D: Liz W. Garcia / 98m
Cast: Kristen Bell, Mamie Gummer, Martin Starr, Alex Shaffer, Joshua Harto, David Lambert, Amy Madigan, Adam LeFevre, John Finn, Paulie Litt, Sendhil Ramamurthy
Fast approaching thirty, Leigh London (Bell) is a journalist working for the Associated Press in New York City. When a piece she writes about a tiger cub kept as a pet in someone’s home isn’t given the prominence she feels it deserves, she takes issue with her boss (Ramamurthy) – who is also her lover. When she learns he’s newly engaged to someone else, it proves too much, and she decides to return to her family home and rethink what she’s going to do. She takes a job as a lifeguard, and re-connects with some old friends, including art appraiser Todd (Starr), and school vice principal Mel (Gummer). Through her new job, Leigh comes to know a couple of teenage boys – artistic Matt (Shaffer), and skateboarder Jason (Lambert). Both boys want to quit school and head for Vermont, but a burgeoning relationship with Jason means Leigh doesn’t want him to go. With their friendship becoming more and more serious, it causes problems for Mel: as vice principal she has a duty to report any inappropriate relationships involving a student. But Leigh’s need for Jason to stay has tragic consequences…

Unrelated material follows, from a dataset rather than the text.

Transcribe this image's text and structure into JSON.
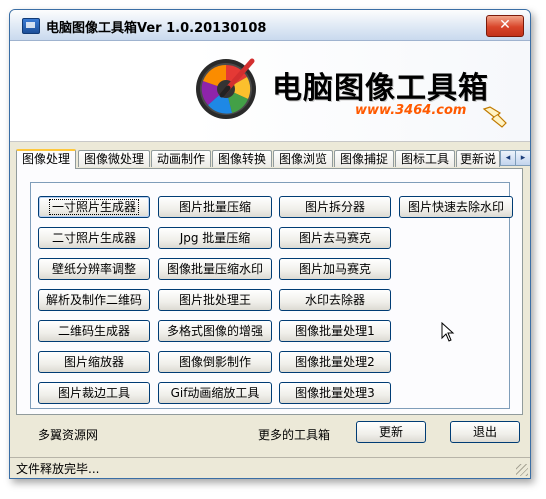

The feature debut from writer/director Liz W. Garcia, The Lifeguard is a tough sell of a movie, a pained and painful examination of one woman’s headlong rush into self-pity, and the inappropriate behaviour that she uses to make herself feel better. It’s hard to think of another movie that has its central character behave in such a selfish fashion, and which still asks the audience to view her actions with sympathy and understanding. It’s a difficult ask, as Garcia paints Leigh as a victim right from the start, whether it’s in the way she throws away her job without a second thought, or the fact that she does nothing to express her anger at being so poorly treated by her boss. Back in her hometown there are plenty of moments where we see Leigh looking forlorn or thoughtful or pensive, but while you might expect these moments to be examples of Leigh planning her next move, instead, Garcia has her use Matt and Jason to score some pot. She also involves Mel, who with her husband, John (Harto), is trying to have a baby, and whose position as vice principal becomes instantly compromised.
That Leigh does all this – as well as just turning up at her parents’ house without notice – and without any consideration of her friends, or her family, and especially Jason, harms the movie irreparably. There’s no sense of responsibility, only a need for self-gratification that Garcia is unable to offset with any feelings of regret until it’s too late. This should have been a movie where the main character uses returning home as a chance to gather their thoughts and reconnect with a simpler time, but Leigh makes everything worse with every effort she makes. She makes fun of her mother’s attempts to start a new fitness business, she causes a wedge between Mel and John to develop, she keeps Jason in town out of selfish need, and enters into yet another illicit relationship. Sadly Bell, though she’s a more than capable actress, can’t find a way to mitigate against the choices Garcia has made for her character. Left stranded by the narrative, the actress does her best, but like her fellow cast members, she’s unable to make this memorable or affecting or even partway satisfactory.
Rating: 4/10 – with the indie clichés coming thick and fast, and in service to a script that lacks the depth needed to make it more compelling (or just agreeable), The Lifeguard wastes any opportunity it had to provide viewers with a convincing tale of one woman’s emotional downward spiral; passable if you’re in an undemanding mood, it’s a movie that tests the patience and the charity of the viewer at every turn.